The development kit includes a build system comprising a Makefile and a Vivado TCL script (compile.tcl) for various fully functional example applications. To initiate, source the Vivado environment using:

$ source /opt/Xilinx/Vivado/2019.2/settings64.sh

The Makefile requires specifying PLATFORM, TARGET, and optionally VARIANT. Run make without arguments to view available options for these parameters. PLATFORM designates the target card (e.g., x25, x100 or v5p). TARGET specifies the application to build, such as:

native_nic_example
trigger_example
ping_example
steer_example
bridging_example
soft_responder_example
native_loopback_example
native_spam_example
extra_bars_example
nic_256b_host_if_example
host_spam_example
multi_preload_tx_example
native_register_example
native_early_sof_example
ddr4_example
steer_256b_example

The source code for each application is contained in its own directory under the src/ directory. Users can create their own targets just by creating a new directory under src/.

VARIANT specifies the 'variant' of the netlist to use. Each netlist may be compiled with different options, for example full_multirate is a netlist that contains multirate (1/10G) support at the expense of an extra cycle of latency. If VARIANT is not provided, the default netlist will be used.

To build a native_loopback_example for the SmartNIC+ V5P, using the full_fastmac variant:

$ make PLATFORM=v5p TARGET=native_loopback_example VARIANT=full_fastmac

In the FDK-Pro, when constructing a design with the full_fastmac_txbuf64 variant, it suffices to specify the VARIANT as full_fastmac. This adjustment is necessary as the txbuf64 component does not affect the PCS logic but is solely relevant to host-side operations.

Moreover, within the FDK-Pro, one would rather specify the tx_buf size in the Makeconf file. The non-pcs variants (variants related to host) are configured in the Makeconf file inside the package before build. The variants that can be configured through Makeconf are hw_time64, txbufN, rxbufN, rxhostwidth256, ip_rulesN, mac_rulesN, no_dma, enable_ate.
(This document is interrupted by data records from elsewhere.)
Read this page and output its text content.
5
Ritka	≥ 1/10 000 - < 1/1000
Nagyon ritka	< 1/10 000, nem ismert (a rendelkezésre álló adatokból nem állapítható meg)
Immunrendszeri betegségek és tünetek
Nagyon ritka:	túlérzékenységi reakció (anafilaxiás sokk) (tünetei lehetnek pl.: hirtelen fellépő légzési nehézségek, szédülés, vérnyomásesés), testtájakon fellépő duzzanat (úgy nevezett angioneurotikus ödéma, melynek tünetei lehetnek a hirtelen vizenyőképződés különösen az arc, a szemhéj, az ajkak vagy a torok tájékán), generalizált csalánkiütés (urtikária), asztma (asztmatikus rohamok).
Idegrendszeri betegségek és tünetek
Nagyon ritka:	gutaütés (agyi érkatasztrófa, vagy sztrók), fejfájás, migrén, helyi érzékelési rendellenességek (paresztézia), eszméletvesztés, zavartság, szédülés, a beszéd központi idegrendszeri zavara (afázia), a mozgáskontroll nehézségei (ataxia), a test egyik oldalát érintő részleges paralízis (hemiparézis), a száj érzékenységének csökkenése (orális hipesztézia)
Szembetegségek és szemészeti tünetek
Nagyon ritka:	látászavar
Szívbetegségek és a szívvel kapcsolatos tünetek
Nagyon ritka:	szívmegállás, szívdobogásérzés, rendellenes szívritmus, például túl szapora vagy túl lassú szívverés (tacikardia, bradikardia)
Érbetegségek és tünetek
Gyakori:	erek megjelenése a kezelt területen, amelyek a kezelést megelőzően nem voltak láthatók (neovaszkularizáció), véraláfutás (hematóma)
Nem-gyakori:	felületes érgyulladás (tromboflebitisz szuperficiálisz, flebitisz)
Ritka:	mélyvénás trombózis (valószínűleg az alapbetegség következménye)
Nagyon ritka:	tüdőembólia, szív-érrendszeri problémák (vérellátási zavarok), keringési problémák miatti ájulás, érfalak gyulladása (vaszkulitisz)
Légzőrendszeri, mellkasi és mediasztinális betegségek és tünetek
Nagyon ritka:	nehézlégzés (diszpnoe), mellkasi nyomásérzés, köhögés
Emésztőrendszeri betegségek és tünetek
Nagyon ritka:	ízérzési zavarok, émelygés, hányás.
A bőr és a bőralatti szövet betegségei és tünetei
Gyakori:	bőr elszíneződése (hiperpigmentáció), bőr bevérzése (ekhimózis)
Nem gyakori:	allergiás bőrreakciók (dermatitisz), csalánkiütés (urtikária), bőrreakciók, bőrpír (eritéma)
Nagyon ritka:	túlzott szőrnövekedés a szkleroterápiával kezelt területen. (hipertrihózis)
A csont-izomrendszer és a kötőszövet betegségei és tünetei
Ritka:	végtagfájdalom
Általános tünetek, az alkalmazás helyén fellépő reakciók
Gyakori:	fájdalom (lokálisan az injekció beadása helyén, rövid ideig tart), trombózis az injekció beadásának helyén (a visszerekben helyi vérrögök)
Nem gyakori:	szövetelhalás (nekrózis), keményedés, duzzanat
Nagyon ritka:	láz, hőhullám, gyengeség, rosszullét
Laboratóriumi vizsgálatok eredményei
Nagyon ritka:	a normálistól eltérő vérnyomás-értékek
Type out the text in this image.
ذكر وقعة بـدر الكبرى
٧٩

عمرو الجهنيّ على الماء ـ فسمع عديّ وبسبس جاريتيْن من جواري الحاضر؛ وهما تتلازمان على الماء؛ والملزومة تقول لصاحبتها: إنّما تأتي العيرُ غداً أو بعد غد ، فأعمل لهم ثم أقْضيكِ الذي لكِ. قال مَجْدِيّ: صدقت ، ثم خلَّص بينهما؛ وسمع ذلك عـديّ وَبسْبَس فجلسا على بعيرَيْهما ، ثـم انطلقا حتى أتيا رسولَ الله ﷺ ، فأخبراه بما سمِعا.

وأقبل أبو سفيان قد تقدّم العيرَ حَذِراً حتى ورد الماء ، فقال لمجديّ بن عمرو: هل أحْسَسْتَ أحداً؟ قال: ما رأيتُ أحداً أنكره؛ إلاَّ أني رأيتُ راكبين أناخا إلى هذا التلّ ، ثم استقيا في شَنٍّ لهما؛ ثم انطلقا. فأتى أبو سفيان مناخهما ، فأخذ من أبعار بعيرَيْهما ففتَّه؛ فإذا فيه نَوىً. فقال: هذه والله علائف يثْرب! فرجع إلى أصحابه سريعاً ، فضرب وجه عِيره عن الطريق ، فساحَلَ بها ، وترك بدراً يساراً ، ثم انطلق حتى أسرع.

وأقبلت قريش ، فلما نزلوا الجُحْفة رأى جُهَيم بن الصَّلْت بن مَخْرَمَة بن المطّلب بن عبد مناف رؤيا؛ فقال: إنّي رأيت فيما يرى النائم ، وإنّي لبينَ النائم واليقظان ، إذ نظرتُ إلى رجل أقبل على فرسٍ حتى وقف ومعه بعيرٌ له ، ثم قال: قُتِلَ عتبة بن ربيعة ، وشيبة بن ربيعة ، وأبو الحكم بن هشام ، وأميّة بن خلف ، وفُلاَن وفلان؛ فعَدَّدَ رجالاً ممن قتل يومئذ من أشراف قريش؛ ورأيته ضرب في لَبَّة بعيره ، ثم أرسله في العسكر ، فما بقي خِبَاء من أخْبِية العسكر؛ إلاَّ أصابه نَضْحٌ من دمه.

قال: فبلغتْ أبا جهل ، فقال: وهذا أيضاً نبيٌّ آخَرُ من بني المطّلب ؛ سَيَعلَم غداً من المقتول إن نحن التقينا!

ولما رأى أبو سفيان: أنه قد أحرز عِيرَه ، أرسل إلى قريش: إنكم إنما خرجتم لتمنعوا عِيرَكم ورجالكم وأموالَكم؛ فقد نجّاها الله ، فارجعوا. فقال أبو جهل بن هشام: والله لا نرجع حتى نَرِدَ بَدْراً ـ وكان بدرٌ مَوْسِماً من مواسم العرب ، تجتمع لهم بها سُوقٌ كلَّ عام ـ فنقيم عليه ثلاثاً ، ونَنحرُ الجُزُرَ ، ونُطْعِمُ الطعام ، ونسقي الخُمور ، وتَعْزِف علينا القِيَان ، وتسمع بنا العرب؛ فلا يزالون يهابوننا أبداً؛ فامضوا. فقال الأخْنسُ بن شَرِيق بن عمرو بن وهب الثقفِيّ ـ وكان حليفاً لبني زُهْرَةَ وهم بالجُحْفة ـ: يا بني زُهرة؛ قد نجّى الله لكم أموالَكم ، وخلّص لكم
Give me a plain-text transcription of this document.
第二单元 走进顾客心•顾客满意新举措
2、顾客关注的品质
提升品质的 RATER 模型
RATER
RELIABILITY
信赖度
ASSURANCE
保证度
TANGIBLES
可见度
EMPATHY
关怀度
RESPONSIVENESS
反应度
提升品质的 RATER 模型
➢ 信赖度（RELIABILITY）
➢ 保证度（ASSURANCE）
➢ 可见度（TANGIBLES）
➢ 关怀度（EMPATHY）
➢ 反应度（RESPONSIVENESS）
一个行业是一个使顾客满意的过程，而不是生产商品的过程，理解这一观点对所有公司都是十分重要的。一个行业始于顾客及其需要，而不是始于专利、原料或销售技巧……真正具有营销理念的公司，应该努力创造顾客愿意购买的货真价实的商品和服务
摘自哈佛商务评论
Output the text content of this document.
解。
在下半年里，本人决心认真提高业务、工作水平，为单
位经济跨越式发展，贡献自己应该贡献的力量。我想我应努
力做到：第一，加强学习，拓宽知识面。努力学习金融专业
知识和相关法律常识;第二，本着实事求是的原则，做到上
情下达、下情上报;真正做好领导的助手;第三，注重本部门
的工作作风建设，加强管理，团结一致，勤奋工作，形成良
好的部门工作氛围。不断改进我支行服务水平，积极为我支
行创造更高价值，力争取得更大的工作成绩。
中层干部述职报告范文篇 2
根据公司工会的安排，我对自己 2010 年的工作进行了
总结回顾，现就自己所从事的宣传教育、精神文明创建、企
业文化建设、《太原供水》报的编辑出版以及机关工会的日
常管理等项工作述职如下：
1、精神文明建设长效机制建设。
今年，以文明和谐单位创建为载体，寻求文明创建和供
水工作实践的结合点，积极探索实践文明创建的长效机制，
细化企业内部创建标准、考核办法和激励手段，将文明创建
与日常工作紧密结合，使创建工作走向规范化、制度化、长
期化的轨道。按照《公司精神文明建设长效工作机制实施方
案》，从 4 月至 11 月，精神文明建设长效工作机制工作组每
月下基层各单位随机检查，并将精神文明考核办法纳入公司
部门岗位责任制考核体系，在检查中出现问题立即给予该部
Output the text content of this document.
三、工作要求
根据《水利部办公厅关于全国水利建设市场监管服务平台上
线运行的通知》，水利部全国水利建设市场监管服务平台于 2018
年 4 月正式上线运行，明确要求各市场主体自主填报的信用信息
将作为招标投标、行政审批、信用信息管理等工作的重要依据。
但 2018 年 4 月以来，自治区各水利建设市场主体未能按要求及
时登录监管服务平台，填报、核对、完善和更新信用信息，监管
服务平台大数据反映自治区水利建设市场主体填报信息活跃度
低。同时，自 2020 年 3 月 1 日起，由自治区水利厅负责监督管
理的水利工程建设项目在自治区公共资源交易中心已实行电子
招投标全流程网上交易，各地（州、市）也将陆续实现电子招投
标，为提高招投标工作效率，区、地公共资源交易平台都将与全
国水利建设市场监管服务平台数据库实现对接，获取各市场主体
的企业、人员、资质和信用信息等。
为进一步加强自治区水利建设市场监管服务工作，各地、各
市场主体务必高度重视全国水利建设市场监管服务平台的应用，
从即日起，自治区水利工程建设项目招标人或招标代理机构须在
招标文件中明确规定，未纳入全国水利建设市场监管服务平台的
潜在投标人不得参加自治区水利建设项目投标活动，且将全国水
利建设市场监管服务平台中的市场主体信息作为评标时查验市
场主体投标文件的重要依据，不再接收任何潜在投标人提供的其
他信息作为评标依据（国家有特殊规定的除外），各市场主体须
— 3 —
In addition to the target, platform and variant, there are also several optional build flags:

NOREBOOT=1: Prevents FPGA reload when the PCIe reset line is asserted. Useful for loading a bitstream via JTAG followed by a system reboot.
NOTANDEM=1: Disables Xilinx tandem (two-stage) boot mode, which can help if systems fail to detect the SmartNIC, though Cisco does not recommend using this setting by default.
JTAG=1: Adds support for JTAG debugging with an ILA core over PCIe using exanic-xvcserver and disables all other JTAG access to the FPGA. Further details are in the Debugging with Vivado section.
AUTORXEQ=-1|1: Overrides the default AUTO RX Equalization settings of the PCIe core, with -1 disabling and 1 enabling. This setting can impact PCIe link reliability on some servers.
PCIE250=1: Sets the PCIe core's internal clock frequency to 250MHz, compared to the default 500MHz. Although it aids in achieving timing closure, it increases the host to FPGA round trip latency by approximately 96ns.
TCP_ENABLES=0: Bitmask to enable ports for the Accelerated TCP Engine (ATE).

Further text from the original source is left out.